Obtaining large specialised datasets is a must to experiment and train Machine Learning models so they can recognise patterns in real world data and infer a prediction. Datasets can also be used as a source of labeled data to train models to generalise unlabeled real world data. Fortunately there are many data sources for datasets that are open and free to use. These datasets are stored in libraries with metadata that can be searched to find the ideal dataset for the problem being solved.
Create data repositories for machine learning is task statement 1.1 of the Data Engineering knowledge domain. For more information about the exam structure see: AWS Machine Learning exam guide
Task Statement 1.1: Create data repositories for ML.AWS Machine Learning – Speciality exam guide
– Identify data sources (for example, content and location, primary sources
such as user data).
– Determine storage mediums (for example, databases, Amazon S3, Amazon
Elastic File System [Amazon EFS], Amazon Elastic Block Store [Amazon
Metadata is data about data. In this case it allows datasets in libraries to be searched and identified. Each library has it’s own way of classifying and describing the datasets.
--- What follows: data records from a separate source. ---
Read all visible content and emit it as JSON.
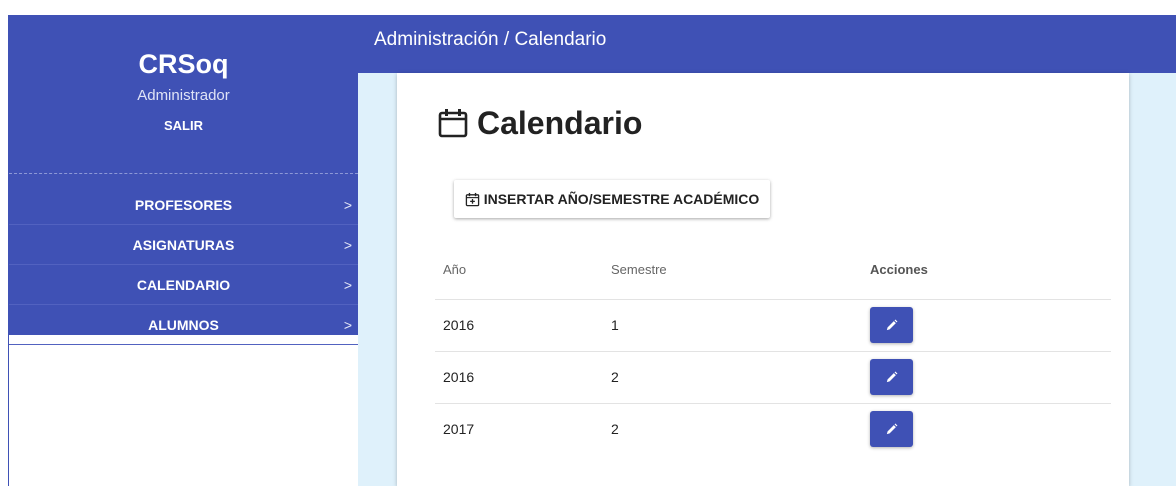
{
  "sidebar": {
    "brand": "CRSoq",
    "role": "Administrador",
    "logout_label": "SALIR",
    "items": [
      {
        "label": "PROFESORES",
        "chevron": ">"
      },
      {
        "label": "ASIGNATURAS",
        "chevron": ">"
      },
      {
        "label": "CALENDARIO",
        "chevron": ">"
      },
      {
        "label": "ALUMNOS",
        "chevron": ">"
      }
    ]
  },
  "header": {
    "breadcrumb": "Administración / Calendario"
  },
  "main": {
    "title": "Calendario",
    "title_icon": "calendar-icon",
    "insert_button_label": "INSERTAR AÑO/SEMESTRE ACADÉMICO",
    "insert_button_icon": "calendar-plus-icon",
    "table": {
      "headers": {
        "year": "Año",
        "semester": "Semestre",
        "actions": "Acciones"
      },
      "rows": [
        {
          "year": "2016",
          "semester": "1"
        },
        {
          "year": "2016",
          "semester": "2"
        },
        {
          "year": "2017",
          "semester": "2"
        }
      ],
      "action_icon": "pencil-icon"
    }
  },
  "colors": {
    "primary": "#3f51b5",
    "background": "#dff1fb",
    "card": "#ffffff"
  }
}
These are typical fields:
- Description – a word description of the general contents of the dataset
- Format – for example JSON, CSV
- Content – a list of the fields in the dataset
- Location, or how to retrieve the dataset
Libraries of datasets are maintained by all the major cloud vendors and some idependent sources.
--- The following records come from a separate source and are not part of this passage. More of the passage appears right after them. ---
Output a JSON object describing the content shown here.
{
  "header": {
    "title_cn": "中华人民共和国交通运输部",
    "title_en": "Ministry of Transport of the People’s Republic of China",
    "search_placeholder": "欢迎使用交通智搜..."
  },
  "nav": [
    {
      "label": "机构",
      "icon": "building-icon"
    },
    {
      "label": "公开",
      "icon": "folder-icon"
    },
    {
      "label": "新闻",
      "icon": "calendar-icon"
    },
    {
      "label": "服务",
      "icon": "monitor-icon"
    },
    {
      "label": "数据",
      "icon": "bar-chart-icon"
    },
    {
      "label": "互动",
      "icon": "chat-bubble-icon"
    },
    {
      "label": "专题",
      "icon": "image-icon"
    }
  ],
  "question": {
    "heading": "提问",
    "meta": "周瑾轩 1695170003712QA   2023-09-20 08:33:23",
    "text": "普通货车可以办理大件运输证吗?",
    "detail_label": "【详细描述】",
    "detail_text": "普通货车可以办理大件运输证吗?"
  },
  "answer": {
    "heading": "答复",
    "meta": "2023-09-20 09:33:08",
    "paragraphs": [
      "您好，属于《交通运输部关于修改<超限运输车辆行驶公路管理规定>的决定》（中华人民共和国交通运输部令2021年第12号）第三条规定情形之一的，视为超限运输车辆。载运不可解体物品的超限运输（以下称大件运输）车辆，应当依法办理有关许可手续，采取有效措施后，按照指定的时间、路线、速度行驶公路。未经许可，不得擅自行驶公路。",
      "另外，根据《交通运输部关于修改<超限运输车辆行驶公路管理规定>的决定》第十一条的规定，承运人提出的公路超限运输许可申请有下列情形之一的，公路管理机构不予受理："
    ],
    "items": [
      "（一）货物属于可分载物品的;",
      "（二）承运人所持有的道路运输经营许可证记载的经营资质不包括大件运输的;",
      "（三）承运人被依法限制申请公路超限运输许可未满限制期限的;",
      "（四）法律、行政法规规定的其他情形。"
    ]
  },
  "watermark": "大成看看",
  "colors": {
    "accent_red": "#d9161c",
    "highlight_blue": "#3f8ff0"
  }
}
AWS hosts datasets in the AWS Marketplace.
Google Cloud Public Datasets
Kaggle describes it’s dataset library as: share, stress test, and stay up-to-date on all the latest ML techniques and technologies. Discover a huge repository of community-published models, data & code for your next project.
Hugging face describes itself as the platform where the machine learning community collaborates on models, datasets, and applications.